BANDUNG – Koalisi pendukung Wali Kota Bandung Ridwan Kamil dalam Pilgub Jabar 2018 terancam bubar pasca penarikan dukungan dari Partai Golkar. Sebab, beredar kabar PPP dan PKB mengancam menarik dukungannya.
Untuk diketahui, meski tanpa Partai Golkar, Ridwan Kamil masih bisa mencalonkan diri dalam Pilgub Jabar. Sebab, menyisakan 21 kursi milik Partai Nasdem, PKB, dan PPP.
Namun, itu pun tak berjalan mulus. Sebab, PPP mengancam menarik dukungan jika Ridwan Kamil tidak memilih kadernya, Uu Ruzhanul Ulum. Begitu pun dengan PKB. Konon akan ikut menarik dukungan jika penetapan calon wakil gubernur tidak dilakukan berdasarkan musyawarah mufakat dengan partai pengusung.
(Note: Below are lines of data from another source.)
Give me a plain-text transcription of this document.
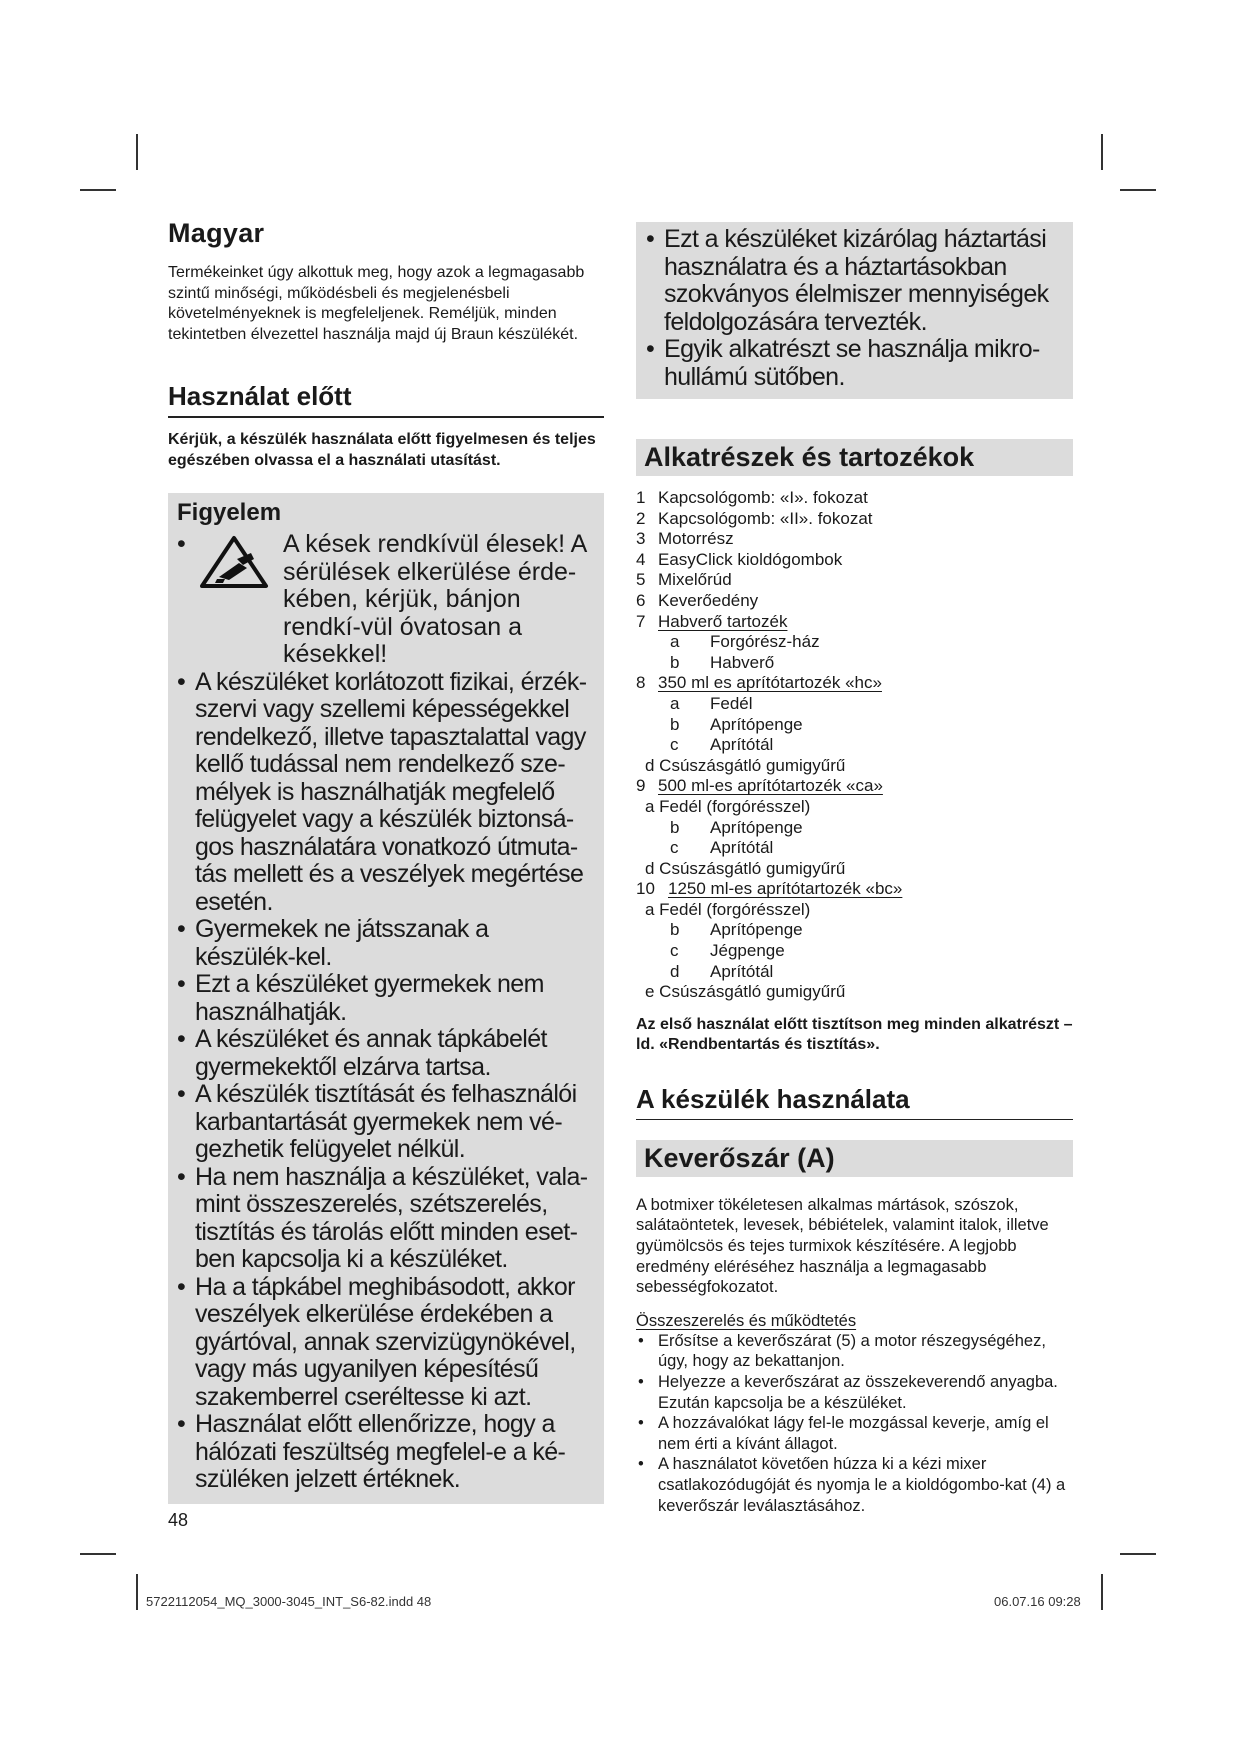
Magyar

Termékeinket úgy alkottuk meg, hogy azok a legmagasabb szintű minőségi, működésbeli és megjelenésbeli követelményeknek is megfeleljenek. Reméljük, minden tekintetben élvezettel használja majd új Braun készülékét.

Használat előtt

Kérjük, a készülék használata előtt figyelmesen és teljes egészében olvassa el a használati utasítást.

Figyelem
•	A kések rendkívül élesek! A sérülések elkerülése érde-kében, kérjük, bánjon rendkí-vül óvatosan a késekkel!
• A készüléket korlátozott fizikai, érzék-szervi vagy szellemi képességekkel rendelkező, illetve tapasztalattal vagy kellő tudással nem rendelkező sze-mélyek is használhatják megfelelő felügyelet vagy a készülék biztonsá-gos használatára vonatkozó útmuta-tás mellett és a veszélyek megértése esetén.
• Gyermekek ne játsszanak a készülék-kel.
• Ezt a készüléket gyermekek nem használhatják.
• A készüléket és annak tápkábelét gyermekektől elzárva tartsa.
• A készülék tisztítását és felhasználói karbantartását gyermekek nem vé-gezhetik felügyelet nélkül.
• Ha nem használja a készüléket, vala-mint összeszerelés, szétszerelés, tisztítás és tárolás előtt minden eset-ben kapcsolja ki a készüléket.
• Ha a tápkábel meghibásodott, akkor veszélyek elkerülése érdekében a gyártóval, annak szervizügynökével, vagy más ugyanilyen képesítésű szakemberrel cseréltesse ki azt.
• Használat előtt ellenőrizze, hogy a hálózati feszültség megfelel-e a ké-szüléken jelzett értéknek.
• Ezt a készüléket kizárólag háztartási használatra és a háztartásokban szokványos élelmiszer mennyiségek feldolgozására tervezték.
• Egyik alkatrészt se használja mikro-hullámú sütőben.
Alkatrészek és tartozékok
1 Kapcsológomb: «I». fokozat
2 Kapcsológomb: «II». fokozat
3 Motorrész
4 EasyClick kioldógombok
5 Mixelőrúd
6 Keverőedény
7 Habverő tartozék
a	Forgórész-ház
b	Habverő
8 350 ml es aprítótartozék «hc»
a	Fedél
b	Aprítópenge
c	Aprítótál
d Csúszásgátló gumigyűrű
9 500 ml-es aprítótartozék «ca»
a Fedél (forgórésszel)
b	Aprítópenge
c	Aprítótál
d Csúszásgátló gumigyűrű
10 1250 ml-es aprítótartozék «bc»
a Fedél (forgórésszel)
b	Aprítópenge
c	Jégpenge
d	Aprítótál
e Csúszásgátló gumigyűrű

Az első használat előtt tisztítson meg minden alkatrészt – ld. «Rendbentartás és tisztítás».

A készülék használata
Keverőszár (A)

A botmixer tökéletesen alkalmas mártások, szószok, salátaöntetek, levesek, bébiételek, valamint italok, illetve gyümölcsös és tejes turmixok készítésére. A legjobb eredmény eléréséhez használja a legmagasabb sebességfokozatot.

Összeszerelés és működtetés
• Erősítse a keverőszárat (5) a motor részegységéhez, úgy, hogy az bekattanjon.
• Helyezze a keverőszárat az összekeverendő anyagba. Ezután kapcsolja be a készüléket.
• A hozzávalókat lágy fel-le mozgással keverje, amíg el nem érti a kívánt állagot.
• A használatot követően húzza ki a kézi mixer csatlakozódugóját és nyomja le a kioldógombo-kat (4) a keverőszár leválasztásához.
48
5722112054_MQ_3000-3045_INT_S6-82.indd 48	06.07.16 09:28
Baca Juga:Ini Jadwal Kick-off Piala Presiden 2018Incar 5 Pemain Persipura
”Fakta di lapangan, peluang Uu yang paling besar. Suara terbanyak (sembilan kursi) jadi pertimbangan. Bagaimanapun dari sisi elektabilitas, beliau paling tinggi,” kata pakar politik dan pemerintahan Universitas Padjadjaran Bandung, Firman Manan kepada wartawan, kemarin (18/12).
Firman menilai, karakteristik Uu Ruzhanul Ulum yang dekat dengan unsur religius mampu melengkapi Ridwan Kamil yang identik dengan sosok nasionalis. Tapi toh, satu sama lain memiliki kekurangan dan kelebihan masing-masing. ”Uu kuat di Priangan timur. PKB mengaku kuat di Pantura. Padahal di Pantura yang kuat PDIP,” tuturnya.
Menurut dia, jika Emil memilih Uu Ruzhanul Ulum sebagai pasangannya, otomatis Emil harus memberikan insentif kepada partai pengusung lainnya. Sebab, kompromi tersebut tidak hanya di kursi cawagub. ”Kalau hanya mengejar kursi cawagub, enggak akan selesai-selesai,” tuturnya.
Firman menilai, bentuk insentif yang diberikan kepada partai pengusung selain PPP bisa dalam bentuk pengaturan koalisi di 16 pemilu bupati/wali kota pada pilkada serentak 2018. Dengan demikian, Nasdem, PKB, dan PPP yang mengusung Ridwan Kamil di Pilkada Jawa Barat 2018 bisa kembali berkoalisi di pemilu bupati/wali kota untuk membagi kandidat-kandidat yang akan diusung. Tidak hanya itu, insentif paling ideal yakni dengan cara memasukkan platform partai ke dalam program kerja Pemerintah Provinsi Jawa Barat.
Sementara itu, Pengamat politik The Centre for Media, Gender and Democracy (CMGD) Dedi Kurnia Syah mengatakan, buruknya relasi komunikasi politik Ridwan Kamil menjadi pemicu pencabutan SK dari DPP Golkar.